The doctor had been intrigued. He had heard of a few such patients himself, cardiac victims if he rightly recalled, who had come back, one claiming to have seen the future. “Near Death Experience.” One saw more and more articles about the phenomenon in the journals.
“Yes,” Lightner had said, “the best research on the subject has been done by doctors—by cardiologists.”
“Wasn’t there a film a few years back,” the doctor had asked, “about a woman who returned with the power to heal? Strangely affecting.”
“You’re open-minded on the subject,” the Englishman had said with a delighted smile. “Are you sure you won’t tell me about your ghost? I’d so love to hear it. I’m not flying out till tomorrow, sometime before noon. What I wouldn’t give to hear your story!”

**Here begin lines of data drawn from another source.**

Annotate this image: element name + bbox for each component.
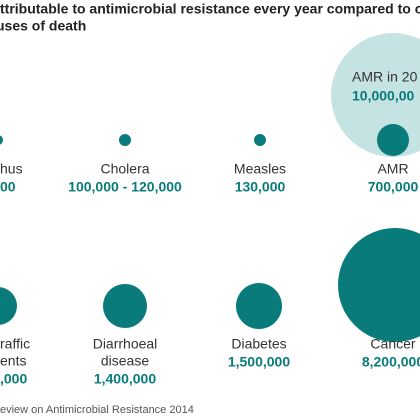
source: eview on Antimicrobial Resistance 2014: [0, 404, 194, 416]
cause-figure: 1,500,000: [228, 354, 290, 370]
cause-label: Cholera: [100, 161, 149, 177]
cause-label: Diarrhoeal: [93, 336, 158, 352]
title-line: uses of death: [0, 18, 86, 34]
cause-figure: ,000: [0, 371, 27, 387]
cause-label: disease: [101, 353, 149, 369]
cause-figure: 100,000 - 120,000: [68, 179, 182, 195]
cause-label: hus: [0, 161, 23, 177]
future-label: AMR in 20: [352, 69, 418, 85]
cause-figure: 130,000: [235, 179, 286, 195]
cause-figure: 700,000: [368, 179, 419, 195]
bubble: [119, 134, 131, 146]
bubble: [103, 284, 147, 328]
cause-label: raffic: [0, 336, 30, 352]
cause-figure: 1,400,000: [94, 371, 156, 387]
cause-label: Cancer: [370, 336, 415, 352]
cause-label: Diabetes: [231, 336, 286, 352]
bubble: [0, 287, 17, 325]
cause-label: ents: [0, 353, 26, 369]
cause-label: Measles: [234, 161, 286, 177]
bubble: [0, 135, 3, 145]
bubble: [338, 228, 420, 342]
cause-label: AMR: [377, 161, 408, 177]
future-figure: 10,000,00: [352, 88, 414, 104]
title-line: ttributable to antimicrobial resistance …: [0, 1, 420, 17]
bubble: [254, 134, 266, 146]
cause-figure: 8,200,000: [362, 354, 420, 370]
bubble: [236, 283, 282, 329]
cause-figure: 00: [0, 179, 16, 195]
bubble: [377, 124, 409, 156]
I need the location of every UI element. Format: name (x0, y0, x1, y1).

No, not that story. Not ever.
Alone now in the shadowy hotel room, the doctor felt fear again. The clock ticked in the long dusty hallway in New Orleans. He heard the shuffle of his patient’s feet as the nurse “walked” her. He smelled that smell again of a New Orleans house in summer, heat and old wood. The man was talking to him …
The doctor had never been inside an antebellum mansion until that spring in New Orleans. And the old house really did have white fluted columns on the front, though the paint was peeling away. Greek Revival style they called it—a long violet-gray town house on a dark shady corner in the Garden District, its front gate guarded it seemed by two enormous oaks. The iron lace railings were made in a rose pattern and much festooned with vines—purple wisteria, the yellow Virginia creeper, and bougainvillea of a dark, incandescent pink.